The Guardian got it right last week, in its coverage of the latest AAAS screed on the horrors of climate change, mistakenly calling it the American Association for the Advancement of Scientists. How fitting, for that is what it is, the lobby for Big Science that behaves as all good DC lobbies do, which means kissing up to the Administration in return for taxpayer largesse. In the most recent example, AAAS has just released an awful report on climate, “What We Know: The Reality, Risks, and Response to Climate Change.” Bad grammar, even worse science.
Global Warming Scientists Scrap Real Science, Bow before President Obama Instead
On the corner of 12th Street and New York Avenue, conveniently located midway between the White House and Congress, sits a slate eminence housing the American Association for the Advancement of Science (AAAS). It’s not there because science bureaucrats enjoy Washington’s unbearable summers.
AAAS and Big Science have been in the Washington tank since the end of World War II, when President Roosevelt recognized the utility of addicting scientists, via their academic institutions, to federal money. The blueprint for this artifice was a report he commissioned called “Science, the Endless Frontier,” which proposed the nationalization of science. Even when it first came out in 1945, wags labeled it “Science, the Endless Budget.”
Addiction often causes co-dependence, and so the Universities, which rake off 50% of the research money as “overhead,” became politically correct, espousing everything believed in Big Washington and punishing those who deviate.
Universities pretty much do anything they want with this vigorish, but sometimes they go a bit far. Stanford used it to buy walnut paneling for its yacht, and for literally feathering its president’s bed. The ensuing scandal cost Donald Kennedy his job. Not to worry though, as he was hired as the chief editor for Science, the influential weekly journal published by AAAS. That made him the biggest gatekeeper in American science, and Science quickly became known for its one-sidedness when it came to publishing and reporting on climate change.
In 2007, the senate was debating whether to force Americans to burn up a substantial percent of the world’s food supply by converting corn to ethanol. Even at the time, there was a plethora of scientific arguments noting that this was silly, but instead, AAAS draped a huge sign from the side of their building.
The sign featured an ear of corn morphing into a gas pump, backgrounded by a deep blue, unpolluted sea, and read “Fuel for Thought on Alternative Energy Sources.” Such a pretty picture! Who couldn’t drive by and believe that AAAS thought corn-based ethanol was a wonderful idea? Not much different than hanging a “SOCIALSMO O MUERTE” sign from the Cuban Academy of Sciences.
Its recent report takes the cake. According to AAAS, everyone agrees that climate change is real, is terrible, is going to get worse, and that we must do something about it.
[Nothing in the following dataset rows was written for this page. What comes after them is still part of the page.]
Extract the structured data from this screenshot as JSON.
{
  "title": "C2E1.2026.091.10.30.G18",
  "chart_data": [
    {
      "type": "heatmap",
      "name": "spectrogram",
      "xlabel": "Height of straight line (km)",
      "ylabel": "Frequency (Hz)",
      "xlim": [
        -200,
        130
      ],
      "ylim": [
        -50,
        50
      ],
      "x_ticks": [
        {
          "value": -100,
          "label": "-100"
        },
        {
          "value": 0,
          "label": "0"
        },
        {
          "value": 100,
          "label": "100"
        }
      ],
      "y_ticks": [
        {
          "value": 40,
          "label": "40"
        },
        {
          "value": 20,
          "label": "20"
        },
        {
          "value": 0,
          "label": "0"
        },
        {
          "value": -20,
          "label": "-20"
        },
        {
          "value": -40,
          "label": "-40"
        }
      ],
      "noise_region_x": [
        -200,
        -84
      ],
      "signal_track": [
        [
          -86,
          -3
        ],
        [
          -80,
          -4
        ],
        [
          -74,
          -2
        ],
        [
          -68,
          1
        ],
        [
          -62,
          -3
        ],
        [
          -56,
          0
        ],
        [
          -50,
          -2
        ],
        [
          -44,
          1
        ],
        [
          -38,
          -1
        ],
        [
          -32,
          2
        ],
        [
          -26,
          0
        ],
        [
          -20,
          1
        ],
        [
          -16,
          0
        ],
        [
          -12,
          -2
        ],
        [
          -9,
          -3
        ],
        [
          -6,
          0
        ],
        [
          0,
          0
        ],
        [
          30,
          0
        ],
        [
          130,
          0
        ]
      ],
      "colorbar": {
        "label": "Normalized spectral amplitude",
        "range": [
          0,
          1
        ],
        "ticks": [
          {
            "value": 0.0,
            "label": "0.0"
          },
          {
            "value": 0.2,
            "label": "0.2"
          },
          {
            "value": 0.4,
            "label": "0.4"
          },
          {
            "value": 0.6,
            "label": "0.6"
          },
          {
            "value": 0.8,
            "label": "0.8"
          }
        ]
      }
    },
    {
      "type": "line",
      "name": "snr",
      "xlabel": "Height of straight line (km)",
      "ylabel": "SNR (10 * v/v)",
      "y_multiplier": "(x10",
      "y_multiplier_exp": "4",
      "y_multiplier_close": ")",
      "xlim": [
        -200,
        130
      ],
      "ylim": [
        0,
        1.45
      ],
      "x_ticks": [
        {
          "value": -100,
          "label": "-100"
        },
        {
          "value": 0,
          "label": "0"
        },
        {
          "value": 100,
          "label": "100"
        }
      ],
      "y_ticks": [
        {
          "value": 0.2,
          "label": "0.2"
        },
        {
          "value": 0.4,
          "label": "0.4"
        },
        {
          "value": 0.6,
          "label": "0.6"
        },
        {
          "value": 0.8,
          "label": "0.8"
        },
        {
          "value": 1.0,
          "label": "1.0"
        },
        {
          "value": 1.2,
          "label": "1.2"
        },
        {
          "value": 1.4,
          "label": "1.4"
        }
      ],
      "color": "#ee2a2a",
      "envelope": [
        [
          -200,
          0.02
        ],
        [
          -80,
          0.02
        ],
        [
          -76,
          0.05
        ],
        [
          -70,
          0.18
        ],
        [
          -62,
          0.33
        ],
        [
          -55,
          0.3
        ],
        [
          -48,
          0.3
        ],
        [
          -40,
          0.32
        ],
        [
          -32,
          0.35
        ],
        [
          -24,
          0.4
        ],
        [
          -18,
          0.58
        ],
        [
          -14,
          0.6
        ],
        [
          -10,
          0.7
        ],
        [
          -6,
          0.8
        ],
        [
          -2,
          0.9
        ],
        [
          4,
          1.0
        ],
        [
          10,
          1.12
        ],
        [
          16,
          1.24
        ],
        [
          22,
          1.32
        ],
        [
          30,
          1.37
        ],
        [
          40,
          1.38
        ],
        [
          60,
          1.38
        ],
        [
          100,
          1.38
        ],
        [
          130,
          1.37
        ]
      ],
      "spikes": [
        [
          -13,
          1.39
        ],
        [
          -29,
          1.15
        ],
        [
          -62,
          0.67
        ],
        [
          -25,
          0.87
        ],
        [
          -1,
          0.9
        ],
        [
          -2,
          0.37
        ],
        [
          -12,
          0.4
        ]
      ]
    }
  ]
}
Now.
The first one is right, but one out of four is mediocre for baseball, and horrible for science. AAAS has conveniently ignored the two hottest topics in climate change today—1) that climate models have done remarkably poorly in replicating the evolution of global temperature during the past several decades , and 2) that high-end climate horror stories emanating from these lousy models are largely unsupported by observations. Further, they managed to ignore a spate of published science demonstrating that the sensitivity of temperature to carbon dioxide changes was substantially overestimated in those models, shown here.
Being somewhat bereft of pertinent facts, AAAS instead resorts to pounding the table, in this case with the good old appeal to (self appointed) authority:
“We’re the largest general scientific society in the world, and therefore we believe we have an obligation to inform the public and policymakers about what science is showing about any issue in modern life, and climate is a particularly pressing one,” said Dr. Alan Leshner, CEO of AAAS. “As the voice of the scientific community, we need to share what we know and bring policymakers to the table to discuss how to deal with the issue.”
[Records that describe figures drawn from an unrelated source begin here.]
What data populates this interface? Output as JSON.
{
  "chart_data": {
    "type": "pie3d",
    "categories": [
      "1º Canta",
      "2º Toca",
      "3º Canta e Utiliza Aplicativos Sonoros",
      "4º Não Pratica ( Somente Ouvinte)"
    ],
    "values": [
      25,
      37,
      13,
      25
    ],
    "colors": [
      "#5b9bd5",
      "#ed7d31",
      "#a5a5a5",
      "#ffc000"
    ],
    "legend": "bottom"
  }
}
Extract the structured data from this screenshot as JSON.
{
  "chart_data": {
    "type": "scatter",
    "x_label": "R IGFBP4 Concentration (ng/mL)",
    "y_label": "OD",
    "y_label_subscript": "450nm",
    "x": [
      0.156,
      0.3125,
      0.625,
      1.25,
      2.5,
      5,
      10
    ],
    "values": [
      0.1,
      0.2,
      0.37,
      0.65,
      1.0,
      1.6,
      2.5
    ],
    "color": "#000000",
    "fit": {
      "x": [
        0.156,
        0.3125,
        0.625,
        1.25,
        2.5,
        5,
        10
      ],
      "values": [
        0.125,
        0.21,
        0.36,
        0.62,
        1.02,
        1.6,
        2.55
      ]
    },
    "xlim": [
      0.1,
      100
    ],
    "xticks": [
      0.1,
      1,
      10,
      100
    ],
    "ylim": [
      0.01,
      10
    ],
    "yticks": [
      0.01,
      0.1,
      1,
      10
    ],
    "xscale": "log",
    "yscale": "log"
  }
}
Has anyone noticed that the Administration is obsessed with climate change and that Congress is not? Obama promised before the 2008 election that his policies would “necessarily bankrupt” anyone who built a coal-fired power plant, and the day after the 2010 election (the day he lost control of the House because of his cap-and-trade bill) that he would bypass our elected representatives to fulfill his heated campaign promises.
This power grab, and others like it (see Obamacare), is increasingly distasteful to the American people. But, as I’m sure the AAAS would agree, desperate times call for desperate measures, so, if things are as bad as AAAS says they are, well, so much for your silly separation of powers.
You’d expect better of the nation’s premier scientific organization, but it drank the ethanol years ago. Socalismo o muerte!